At least the weather looks a bit drier this week, even if the warmth of summer is gone.
Marco and I visited Action today. Action (English Wikipedia) is a cheap store, kind of like Dollar General in the US without saying everything is a dollar.
Imagine my surprise (okay, not really) when we saw that Action was selling kruidnoten (English Wikipedia) already. Although I know Roger already saw some at the beginning of this month. Kruidnoten is a hard cookie-like confectionery sold in the time leading up to the Sinterklaas holiday on 5 December. These days it starts appearing in August, and 2021 was no exception.
Kudos to The Hague for putting temporary public toilets on the Grote Markt. The most shocking of all: I didn’t see any signs that you had to pay, which would be quite normal in the Netherlands. Generally the only free bathrooms are found in restaurants or cafés.

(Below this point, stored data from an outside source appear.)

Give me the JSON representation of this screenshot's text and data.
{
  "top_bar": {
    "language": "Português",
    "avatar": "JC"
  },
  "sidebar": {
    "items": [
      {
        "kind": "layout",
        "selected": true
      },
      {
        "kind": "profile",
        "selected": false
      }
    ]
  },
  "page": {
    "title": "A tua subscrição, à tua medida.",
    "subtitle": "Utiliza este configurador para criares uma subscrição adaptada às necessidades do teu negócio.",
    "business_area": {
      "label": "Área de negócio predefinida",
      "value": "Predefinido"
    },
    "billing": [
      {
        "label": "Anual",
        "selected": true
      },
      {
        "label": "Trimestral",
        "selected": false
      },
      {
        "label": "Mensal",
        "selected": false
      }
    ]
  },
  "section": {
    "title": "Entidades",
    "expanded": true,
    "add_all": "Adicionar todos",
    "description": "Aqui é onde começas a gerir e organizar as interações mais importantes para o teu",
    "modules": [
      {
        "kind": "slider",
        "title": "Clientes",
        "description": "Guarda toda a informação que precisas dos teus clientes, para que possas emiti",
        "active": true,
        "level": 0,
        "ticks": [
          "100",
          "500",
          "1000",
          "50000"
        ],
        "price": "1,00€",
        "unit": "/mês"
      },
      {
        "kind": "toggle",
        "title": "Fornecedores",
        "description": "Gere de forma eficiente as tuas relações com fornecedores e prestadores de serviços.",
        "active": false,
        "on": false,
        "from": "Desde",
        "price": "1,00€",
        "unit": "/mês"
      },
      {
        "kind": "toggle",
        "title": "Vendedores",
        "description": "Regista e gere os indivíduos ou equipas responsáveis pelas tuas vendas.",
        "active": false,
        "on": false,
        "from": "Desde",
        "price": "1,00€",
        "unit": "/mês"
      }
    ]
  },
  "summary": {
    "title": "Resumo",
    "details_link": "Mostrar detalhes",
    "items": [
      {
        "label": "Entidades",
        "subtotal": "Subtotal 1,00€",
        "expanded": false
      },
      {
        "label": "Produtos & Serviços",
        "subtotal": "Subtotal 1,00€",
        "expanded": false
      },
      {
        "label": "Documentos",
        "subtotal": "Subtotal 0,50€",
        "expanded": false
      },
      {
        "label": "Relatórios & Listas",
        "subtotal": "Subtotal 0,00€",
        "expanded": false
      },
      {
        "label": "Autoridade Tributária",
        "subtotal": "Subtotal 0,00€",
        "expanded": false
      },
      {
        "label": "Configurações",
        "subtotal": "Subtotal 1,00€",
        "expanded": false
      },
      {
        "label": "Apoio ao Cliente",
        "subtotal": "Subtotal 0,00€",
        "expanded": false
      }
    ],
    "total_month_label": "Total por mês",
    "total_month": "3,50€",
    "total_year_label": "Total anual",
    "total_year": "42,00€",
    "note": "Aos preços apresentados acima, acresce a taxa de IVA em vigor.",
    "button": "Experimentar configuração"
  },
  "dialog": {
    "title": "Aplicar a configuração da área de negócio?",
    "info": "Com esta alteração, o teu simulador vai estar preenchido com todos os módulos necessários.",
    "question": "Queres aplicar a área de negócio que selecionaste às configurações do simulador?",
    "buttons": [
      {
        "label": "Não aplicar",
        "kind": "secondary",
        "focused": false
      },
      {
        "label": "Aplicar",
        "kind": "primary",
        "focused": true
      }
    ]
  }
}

Normally these barriers would be used for the Royal Christmas Fair. However, the fair was cancelled so the barriers could be put to a different use. And public toilets are very important right now. At the moment restaurants and cafés are only allowed to be open for takeout or delivery, so there not many public toilets available to shoppers at the moment.
I also saw some toilets by the plaza outside the Tweede Kamer parliamentary building, so it is not just on the Grote Markt. (Oh, and for American readers: yes, that’s TJ Maxx in the background. However in Europe the company goes by the name TK Maxx.)
Above is a tweet from the Scheveningen police, wishing everyone a nice Sinterklaas evening. Everyone opens their presents from Sinterklaas on the evening of December 5, aka last night.